Peace, Love and Good Books: HAWK QUEST by Robert Lyndon



Hawk Quest by Robert Lyndon
As someone who likes to, and wants to, review every historical fiction book I read, it is no great pleasure of mine to review books that I have less than positive opinions on. In a perfect world I would love or like every book I read. Every review would be glowing. Faults would be minor and opinions on them would not be offensive to the author or his or her fans. Smiles all round. Peace, love and good books forever more.
It would make reviewing so much easier and I could move on guilt free to the next book. The next happy, positive review.
Only this isn't a perfect world. Books are not all equals. Authors are not all equals. And as much as I want to love or like every book I read, it simply is not going to happen.

Which brings me to my review of Hawk Quest by Robert Lyndon. A book I had such high hopes for. Set in a favourite era and based on a journey. (Journey being one of my favourite devices in historical fiction).
It should have been a perfect match and by jove, for approximately 80 pages it nearly was. It had one of the greatest introductions that I have read for years. It was intoxicating.
The author's grasp of descriptive device was exemplary. Appealing to my every nuanced taste.
A few small examples;

He'd covered less than half the distance when the clouds snuffed out the sun. The temperature plummeted. A wind that started as a faraway sigh struck him with a blast of hail.

and...

The squadron descended on them like a machine welded by flames, the torches roaring in the wind of their passing .

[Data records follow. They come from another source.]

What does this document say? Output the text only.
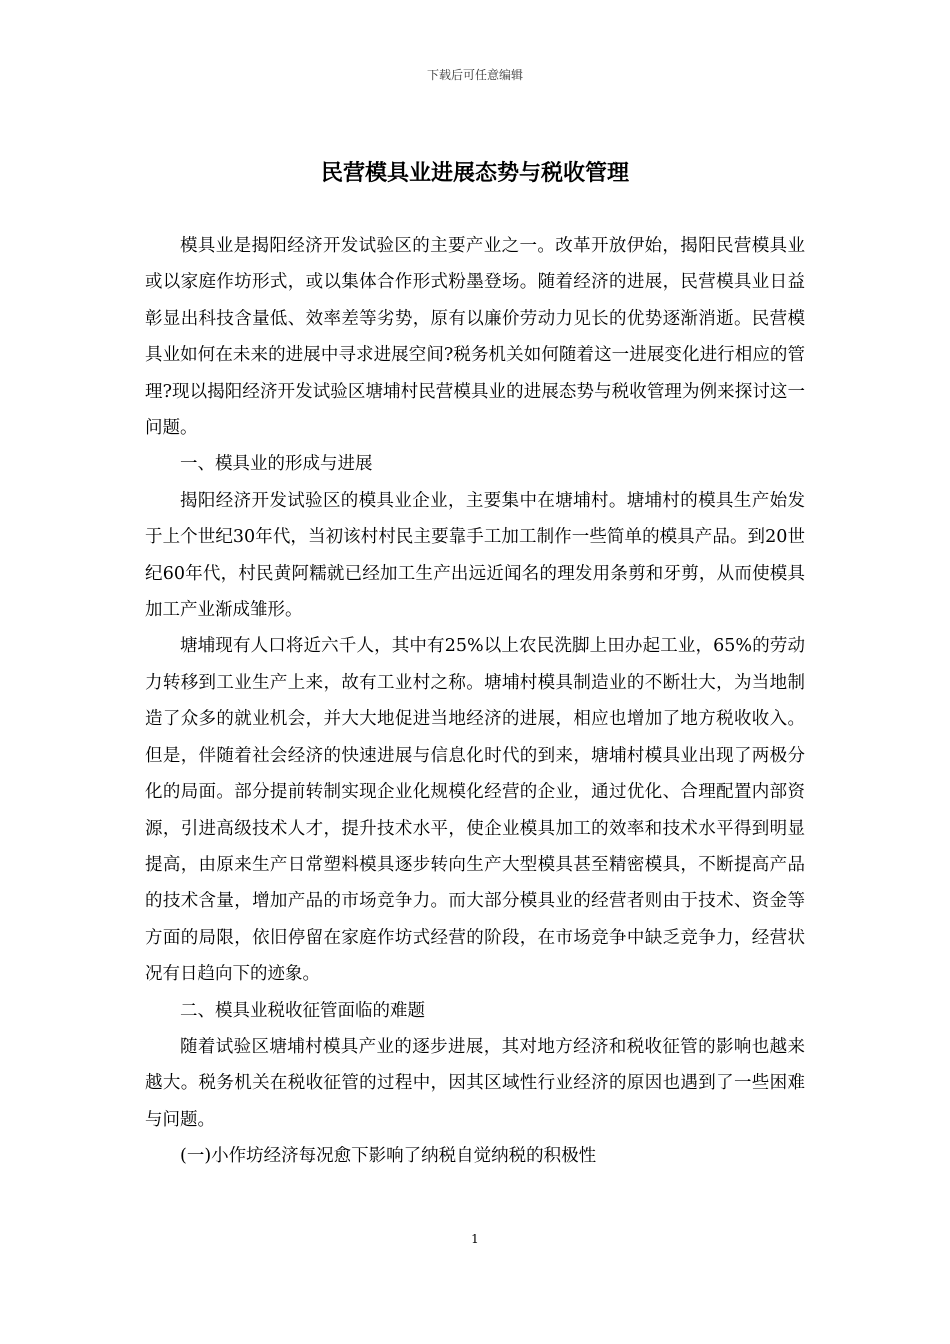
下载后可任意编辑
民营模具业进展态势与税收管理

模具业是揭阳经济开发试验区的主要产业之一。改革开放伊始，揭阳民营模具业或以家庭作坊形式，或以集体合作形式粉墨登场。随着经济的进展，民营模具业日益彰显出科技含量低、效率差等劣势，原有以廉价劳动力见长的优势逐渐消逝。民营模具业如何在未来的进展中寻求进展空间?税务机关如何随着这一进展变化进行相应的管理?现以揭阳经济开发试验区塘埔村民营模具业的进展态势与税收管理为例来探讨这一问题。

一、模具业的形成与进展

揭阳经济开发试验区的模具业企业，主要集中在塘埔村。塘埔村的模具生产始发于上个世纪30年代，当初该村村民主要靠手工加工制作一些简单的模具产品。到20世纪60年代，村民黄阿糯就已经加工生产出远近闻名的理发用条剪和牙剪，从而使模具加工产业渐成雏形。

塘埔现有人口将近六千人，其中有25%以上农民洗脚上田办起工业，65%的劳动力转移到工业生产上来，故有工业村之称。塘埔村模具制造业的不断壮大，为当地制造了众多的就业机会，并大大地促进当地经济的进展，相应也增加了地方税收收入。但是，伴随着社会经济的快速进展与信息化时代的到来，塘埔村模具业出现了两极分化的局面。部分提前转制实现企业化规模化经营的企业，通过优化、合理配置内部资源，引进高级技术人才，提升技术水平，使企业模具加工的效率和技术水平得到明显提高，由原来生产日常塑料模具逐步转向生产大型模具甚至精密模具，不断提高产品的技术含量，增加产品的市场竞争力。而大部分模具业的经营者则由于技术、资金等方面的局限，依旧停留在家庭作坊式经营的阶段，在市场竞争中缺乏竞争力，经营状况有日趋向下的迹象。

二、模具业税收征管面临的难题

随着试验区塘埔村模具产业的逐步进展，其对地方经济和税收征管的影响也越来越大。税务机关在税收征管的过程中，因其区域性行业经济的原因也遇到了一些困难与问题。

(一)小作坊经济每况愈下影响了纳税自觉纳税的积极性

1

I admire great writing, great description and great imagination. If an author can combine this triumverate of greatness in the ways quoted above through an entire book, then I am putty in their hands.

But then what happened?? The book I was reading in those early pages transformed into something that was very nearly the antithesis of everything I loved about the first approx 80 pages.
Magical passages of description and beautifully devised scenes, were replaced by rushing, clunky sentences. Simplistic in nature and lacking in skill. The writing became a shadow of its former self. Dialogue became naive and unchallenging. 
It was choking on too many pointless plotlines. Bad passes of dialogue. Historical inaccuracies. Needlessness. Something went awry with this novel and it was a bloody crime to me.
The writer became his own obstruction and as a result, inconsistencies in writing qualities reigned supreme and I had to force myself not to abandon it.

This author has the ability to be quite brilliant. The talent is there. I have no doubt of that. Had the book been shorter, more refined, it would have given it a better chance and if only some of the scenes and storylines had been ruthlessly removed, this could have made it a magnificent specimen of the genre. 
It could have been the epic (a shorter one) that the author had wanted it to be. If only..if only...

I will not give up on him yet though. I have bought the next book Imperial Fire. Those glimpses of brilliance are enough of an incentive for me to believe this author will come into his own one day.
With experience and bucketloads of feedback from readers, this author will be a shining star in the genre of historical fiction. And I want to be there when that happens. To applaud it.